On top of it all, Mel is also a devoted family man, the father of 7 children with his wife Robyn, to whom he's been married for more than twenty years (which, as far as Hollywood marriages go, makes him deserving of some honor greater than the Oscar®). It is a measure of his star power and durability that at the age of 46 he's been part of two of the biggest movies of the new millennium: the historical epic The Patriot and the animated comedy Chicken Run.
Mel Columcille Gerard Gibson was born January 3, 1956, in Peekskill, New York. His father worked on the Harlem-Hudson line railroad and his mother was an Australian Opera singer. The Gibsons were devout Catholics and Mel was one of eleven children. In 1968, Mel's father won the jackpot on the quiz show "Jeopardy." Newly rich and fearing his sons would be drafted into the army to serve during the Vietnam War, the elder Gibson re-located the family to Australia when Mel was 12. Mel was beat up by local toughs who didn't like his American accent so he quickly learned to sound Australian. His ability to affect different accents, coupled with the fact that he was extraordinarily handsome, prompted his sister to send in an application for him to Sydney's National Institute of Dramatic Art. Mel, to his surprise, was accepted. He was on his way.
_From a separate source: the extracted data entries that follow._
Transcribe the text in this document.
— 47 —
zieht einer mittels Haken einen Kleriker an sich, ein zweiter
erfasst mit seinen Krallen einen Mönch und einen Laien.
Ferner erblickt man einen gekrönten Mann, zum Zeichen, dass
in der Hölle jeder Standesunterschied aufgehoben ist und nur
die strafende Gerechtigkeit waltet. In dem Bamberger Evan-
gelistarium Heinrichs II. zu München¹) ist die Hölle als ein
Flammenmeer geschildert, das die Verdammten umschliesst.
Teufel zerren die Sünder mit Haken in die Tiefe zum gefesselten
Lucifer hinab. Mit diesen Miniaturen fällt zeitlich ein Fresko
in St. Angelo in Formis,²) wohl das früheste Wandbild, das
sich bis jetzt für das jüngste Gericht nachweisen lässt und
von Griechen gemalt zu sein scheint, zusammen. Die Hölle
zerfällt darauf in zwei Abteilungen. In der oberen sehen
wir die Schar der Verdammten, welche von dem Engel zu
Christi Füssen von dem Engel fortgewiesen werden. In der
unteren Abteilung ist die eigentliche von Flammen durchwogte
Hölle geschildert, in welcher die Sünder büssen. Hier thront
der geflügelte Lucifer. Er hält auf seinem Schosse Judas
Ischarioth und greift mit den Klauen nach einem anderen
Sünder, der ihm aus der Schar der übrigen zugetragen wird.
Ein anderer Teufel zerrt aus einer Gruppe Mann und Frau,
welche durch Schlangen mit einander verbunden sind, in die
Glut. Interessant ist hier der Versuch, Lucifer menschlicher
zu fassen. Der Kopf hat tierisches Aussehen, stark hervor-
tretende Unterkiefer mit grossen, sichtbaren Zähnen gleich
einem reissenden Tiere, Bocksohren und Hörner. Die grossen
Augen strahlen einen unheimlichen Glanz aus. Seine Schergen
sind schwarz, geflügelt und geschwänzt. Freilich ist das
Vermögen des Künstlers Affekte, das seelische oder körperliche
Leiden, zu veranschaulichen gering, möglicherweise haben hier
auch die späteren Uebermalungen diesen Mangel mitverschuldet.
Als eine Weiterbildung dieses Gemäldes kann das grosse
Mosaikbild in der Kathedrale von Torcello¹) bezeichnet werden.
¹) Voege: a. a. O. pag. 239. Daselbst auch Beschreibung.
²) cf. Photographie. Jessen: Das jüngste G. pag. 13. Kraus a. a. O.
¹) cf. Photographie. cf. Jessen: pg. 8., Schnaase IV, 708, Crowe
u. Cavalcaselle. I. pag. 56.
Mel started out in Australia doing theater. After a lot of Shakespeare (where he played Romeo to Judy Davis' Juliette), he made his debut in the Australian film Summer City (1977). Mel's big break was to come just a few years later in the brutal sci-fi actioner Mad Max (1979), where director George Miller cast him despite Mel's face being bruised and bloodied from a street fight days before. Mad Max made Mel a star in Australia. Its sequel, The Road Warrior (1981), made him a star worldwide. His next film, Galilipoli (1981), directed by Peter Weir, was another international success and by the time he made another movie for Weir, The Year of Living Dangerously (1984), he was one of the biggest stars in the world. American audiences, however, raised on a heavy diet of beefcake muscle like Sly Stallone, were still skeptical of this Australian pretty-boy. That all changed with Lethal Weapon (1987), one of the seminal movies of the 1980's. It's not great art, but it is great fun, as Mel, playing the hyper-kinetic psycho cop Martin Riggs, trades one-liners with the staid family man cop played by Danny Glover.
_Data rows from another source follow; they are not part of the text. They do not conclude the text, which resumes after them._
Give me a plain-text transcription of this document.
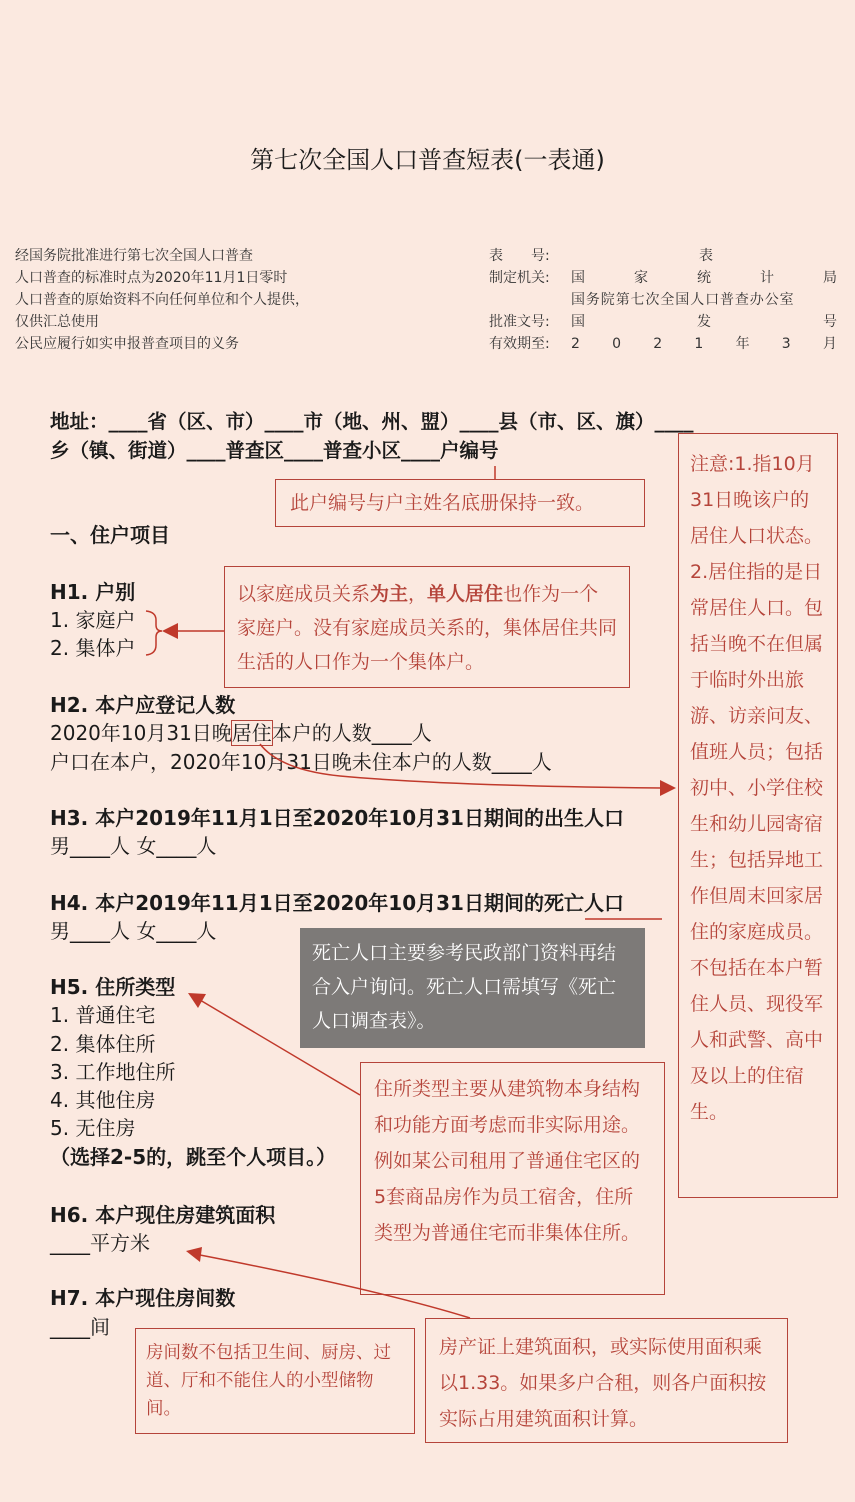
第七次全国人口普查短表(一表通)
经国务院批准进行第七次全国人口普查
人口普查的标准时点为2020年11月1日零时
人口普查的原始资料不向任何单位和个人提供，
仅供汇总使用
公民应履行如实申报普查项目的义务
表　　号:	表
制定机关:	国	家	统	计	局
国务院第七次全国人口普查办公室
批准文号:	国	发	号
有效期至:	2 0 2 1 年 3 月
地址：____省（区、市）____市（地、州、盟）____县（市、区、旗）____
乡（镇、街道）____普查区____普查小区____户编号
一、住户项目
H1. 户别
1. 家庭户
2. 集体户
H2. 本户应登记人数
2020年10月31日晚居住本户的人数____人
户口在本户，2020年10月31日晚未住本户的人数____人
H3. 本户2019年11月1日至2020年10月31日期间的出生人口
男____人 女____人
H4. 本户2019年11月1日至2020年10月31日期间的死亡人口
男____人 女____人
H5. 住所类型
1. 普通住宅
2. 集体住所
3. 工作地住所
4. 其他住房
5. 无住房
（选择2-5的，跳至个人项目。）
H6. 本户现住房建筑面积
____平方米
H7. 本户现住房间数
____间
此户编号与户主姓名底册保持一致。
以家庭成员关系为主，单人居住也作为一个家庭户。没有家庭成员关系的，集体居住共同生活的人口作为一个集体户。
注意:1.指10月31日晚该户的居住人口状态。2.居住指的是日常居住人口。包括当晚不在但属于临时外出旅游、访亲问友、值班人员；包括初中、小学住校生和幼儿园寄宿生；包括异地工作但周末回家居住的家庭成员。不包括在本户暂住人员、现役军人和武警、高中及以上的住宿生。
死亡人口主要参考民政部门资料再结合入户询问。死亡人口需填写《死亡人口调查表》。
住所类型主要从建筑物本身结构和功能方面考虑而非实际用途。例如某公司租用了普通住宅区的5套商品房作为员工宿舍，住所类型为普通住宅而非集体住所。
房间数不包括卫生间、厨房、过道、厅和不能住人的小型储物间。
房产证上建筑面积，或实际使用面积乘以1.33。如果多户合租，则各户面积按实际占用建筑面积计算。
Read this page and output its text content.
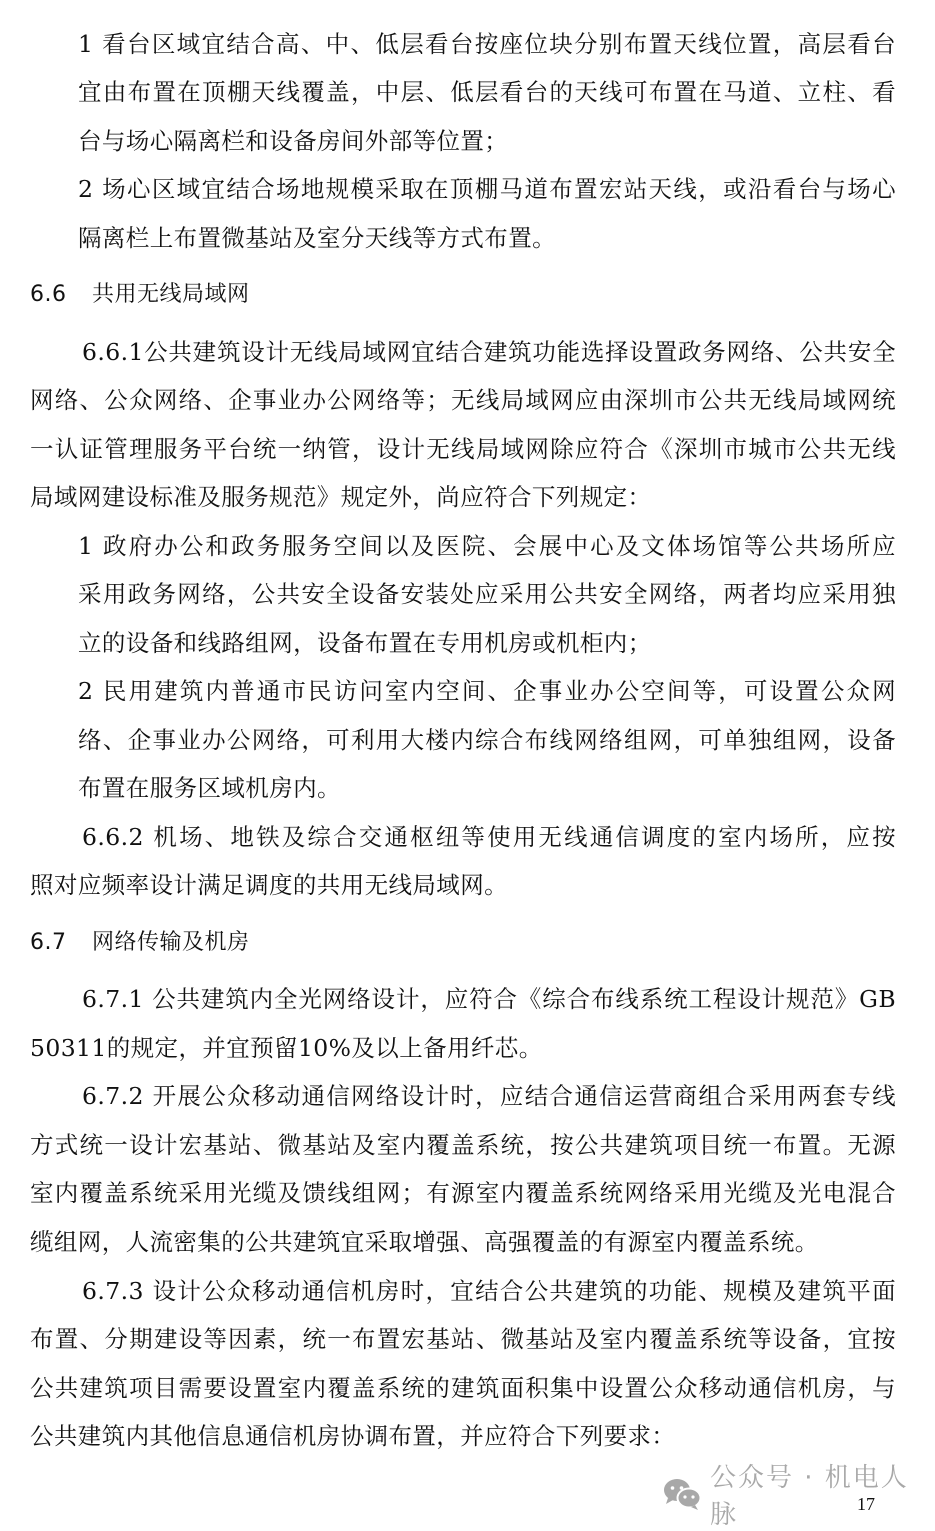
1 看台区域宜结合高、中、低层看台按座位块分别布置天线位置，高层看台
宜由布置在顶棚天线覆盖，中层、低层看台的天线可布置在马道、立柱、看
台与场心隔离栏和设备房间外部等位置；
2 场心区域宜结合场地规模采取在顶棚马道布置宏站天线，或沿看台与场心
隔离栏上布置微基站及室分天线等方式布置。
6.6 共用无线局域网
6.6.1公共建筑设计无线局域网宜结合建筑功能选择设置政务网络、公共安全
网络、公众网络、企事业办公网络等；无线局域网应由深圳市公共无线局域网统
一认证管理服务平台统一纳管，设计无线局域网除应符合《深圳市城市公共无线
局域网建设标准及服务规范》规定外，尚应符合下列规定：
1 政府办公和政务服务空间以及医院、会展中心及文体场馆等公共场所应
采用政务网络，公共安全设备安装处应采用公共安全网络，两者均应采用独
立的设备和线路组网，设备布置在专用机房或机柜内；
2 民用建筑内普通市民访问室内空间、企事业办公空间等，可设置公众网
络、企事业办公网络，可利用大楼内综合布线网络组网，可单独组网，设备
布置在服务区域机房内。
6.6.2 机场、地铁及综合交通枢纽等使用无线通信调度的室内场所，应按
照对应频率设计满足调度的共用无线局域网。
6.7 网络传输及机房
6.7.1 公共建筑内全光网络设计，应符合《综合布线系统工程设计规范》GB
50311的规定，并宜预留10%及以上备用纤芯。
6.7.2 开展公众移动通信网络设计时，应结合通信运营商组合采用两套专线
方式统一设计宏基站、微基站及室内覆盖系统，按公共建筑项目统一布置。无源
室内覆盖系统采用光缆及馈线组网；有源室内覆盖系统网络采用光缆及光电混合
缆组网，人流密集的公共建筑宜采取增强、高强覆盖的有源室内覆盖系统。
6.7.3 设计公众移动通信机房时，宜结合公共建筑的功能、规模及建筑平面
布置、分期建设等因素，统一布置宏基站、微基站及室内覆盖系统等设备，宜按
公共建筑项目需要设置室内覆盖系统的建筑面积集中设置公众移动通信机房，与
公共建筑内其他信息通信机房协调布置，并应符合下列要求：
公众号 · 机电人脉	17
Lethal Weapon spawned three sequels (1989, 1992, 1998), huge moneymakers all. But Mel has not simply taken the money and run. He's used his clout to appear in more artistic projects, like Hamlet (1990) and his directing debut, Man Without a Face (1993). Mel took to the battlefield during the Vietman drama We Were Soldiers (2002), and then scored a blockbuster summer hit with M. Night Shyamalan's sci-fi thriller Signs (2002) as a family man discovers unexplainable crop circles on his farm. Sure, he's squeezed in some mediocre movies over the years (who hasn't in today's Hollywood), but while the movies may sometimes be less-than-engaging, the same can never be said for Mel Gibson. He always looks like he's having fun up there on the screen, and thanks to him, so do we.